そして睡眠の深さを知るための指標となっているのがデルタ波で、この値が高いほど、深く質のよい眠りがとれているとされるようです。(45ページより)
大原則3 最新研究で明らかになった「浅いノンレム睡眠」のすごい役割
ご存知のように睡眠には大きく分けて「レム睡眠」「浅いノンレム睡眠」「深いノンレム睡眠」の3種類がありますが、それぞれ効果は異なります。それぞれを確認してみましょう。
レム睡眠
レム睡眠の間、筋肉は弛緩していますが、その一方で脳は活発に活動しています。「レム」とは「rapid eye movement(速い目の動き)」の略称で、つまりは眼球も活発に動いているということ。夢を見るのもレム睡眠時で、最新の研究では、レム睡眠はメンタルを安定させたり、人間らしい情報を生み出したりする作用に大きく関わっていることがわかってきたのだといいます。
深いノンレム睡眠
深いノンレム睡眠については、成長ホルモンの分泌を促し、身体と脳を回復させる効果が認められているそうです。生命を維持していくうえで欠かせない、もっとも基礎的な機能を担う眠りだと著者は述べています。
浅いノンレム睡眠
最新の研究結果でわかってきたのは、浅いノンレム睡眠の間に出る特殊な脳波が、記憶の定着や運動神経の発達に関わっていること。身体と脳の「進化」に重要な役割を果たしているといえるそうです。

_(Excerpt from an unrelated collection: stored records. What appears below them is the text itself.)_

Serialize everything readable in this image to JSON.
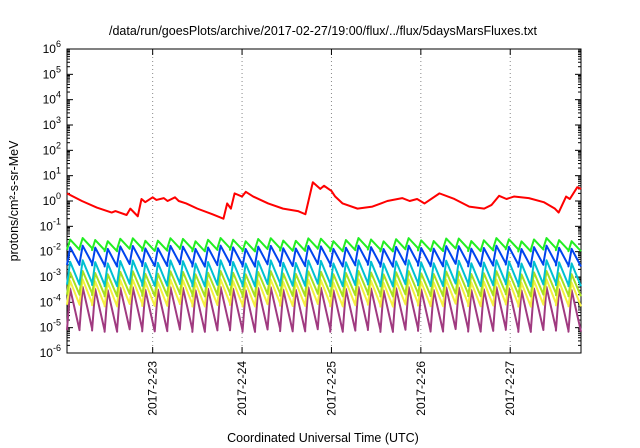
{
  "chart_data": {
    "type": "line",
    "title": "/data/run/goesPlots/archive/2017-02-27/19:00/flux/../flux/5daysMarsFluxes.txt",
    "xlabel": "Coordinated Universal Time (UTC)",
    "ylabel": "protons/cm²-s-sr-MeV",
    "y_scale": "log",
    "ylim": [
      1e-06,
      1000000.0
    ],
    "xlim": [
      "2017-02-22 01:00",
      "2017-02-27 19:00"
    ],
    "y_ticks": [
      "10-6",
      "10-5",
      "10-4",
      "10-3",
      "10-2",
      "10-1",
      "100",
      "101",
      "102",
      "103",
      "104",
      "105",
      "106"
    ],
    "x_ticks": [
      "2017-2-23",
      "2017-2-24",
      "2017-2-25",
      "2017-2-26",
      "2017-2-27"
    ],
    "grid": "vertical dotted at x ticks",
    "colors": {
      "red": "#ff0000",
      "green": "#22ee22",
      "blue": "#0044ee",
      "cyan": "#00c0d0",
      "lime": "#a8e020",
      "yellow": "#f4f040",
      "purple": "#a03a80"
    },
    "series": [
      {
        "color": "red",
        "x": [
          "2017-02-22 01:00",
          "2017-02-22 05:00",
          "2017-02-22 09:00",
          "2017-02-22 13:00",
          "2017-02-22 14:00",
          "2017-02-22 17:00",
          "2017-02-22 18:00",
          "2017-02-22 20:00",
          "2017-02-22 21:00",
          "2017-02-22 22:00",
          "2017-02-23 00:00",
          "2017-02-23 01:00",
          "2017-02-23 03:00",
          "2017-02-23 04:00",
          "2017-02-23 06:00",
          "2017-02-23 07:00",
          "2017-02-23 09:00",
          "2017-02-23 12:00",
          "2017-02-23 16:00",
          "2017-02-23 19:00",
          "2017-02-23 20:00",
          "2017-02-23 21:00",
          "2017-02-23 22:00",
          "2017-02-24 00:00",
          "2017-02-24 01:00",
          "2017-02-24 03:00",
          "2017-02-24 07:00",
          "2017-02-24 11:00",
          "2017-02-24 15:00",
          "2017-02-24 17:00",
          "2017-02-24 19:00",
          "2017-02-24 21:00",
          "2017-02-24 22:00",
          "2017-02-25 00:00",
          "2017-02-25 01:00",
          "2017-02-25 03:00",
          "2017-02-25 07:00",
          "2017-02-25 11:00",
          "2017-02-25 15:00",
          "2017-02-25 19:00",
          "2017-02-25 21:00",
          "2017-02-25 23:00",
          "2017-02-26 01:00",
          "2017-02-26 05:00",
          "2017-02-26 09:00",
          "2017-02-26 13:00",
          "2017-02-26 17:00",
          "2017-02-26 19:00",
          "2017-02-26 21:00",
          "2017-02-26 23:00",
          "2017-02-27 01:00",
          "2017-02-27 05:00",
          "2017-02-27 09:00",
          "2017-02-27 12:00",
          "2017-02-27 13:00",
          "2017-02-27 15:00",
          "2017-02-27 16:00",
          "2017-02-27 18:00",
          "2017-02-27 19:00"
        ],
        "values": [
          2.0,
          1.0,
          0.55,
          0.35,
          0.4,
          0.28,
          0.5,
          0.25,
          1.2,
          0.9,
          1.4,
          1.1,
          1.3,
          1.0,
          1.4,
          1.0,
          0.8,
          0.5,
          0.3,
          0.2,
          0.8,
          0.5,
          2.0,
          1.5,
          2.3,
          1.5,
          0.8,
          0.5,
          0.4,
          0.3,
          5.5,
          3.0,
          4.0,
          2.5,
          1.5,
          0.8,
          0.5,
          0.6,
          1.0,
          1.3,
          1.0,
          1.2,
          0.8,
          2.0,
          1.2,
          0.6,
          0.5,
          0.7,
          1.6,
          1.2,
          1.5,
          1.3,
          0.9,
          0.5,
          0.35,
          1.5,
          1.2,
          3.5,
          3.0
        ]
      },
      {
        "color": "green",
        "peak": 0.03,
        "trough": 0.012
      },
      {
        "color": "blue",
        "peak": 0.015,
        "trough": 0.003
      },
      {
        "color": "cyan",
        "peak": 0.004,
        "trough": 0.0005
      },
      {
        "color": "lime",
        "peak": 0.0015,
        "trough": 0.0002
      },
      {
        "color": "yellow",
        "peak": 0.0007,
        "trough": 8e-05
      },
      {
        "color": "purple",
        "peak": 0.00035,
        "trough": 8e-06
      }
    ],
    "oscillation_cycles": 41
  }
}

これら3つの眠りの効果は互いに重なり合っていますが、いずれも重要な役割を持っていることには間違いないといいます。(48ページより)
こうした“基本”を軸として、本書では大谷翔平、マドンナ、ラリー・ペイジらの著名人が取り入れているという「7つの睡眠戦略」が紹介されています。自分にフィットしそうなものを実践してみれば、睡眠の質が向上するかもしれません。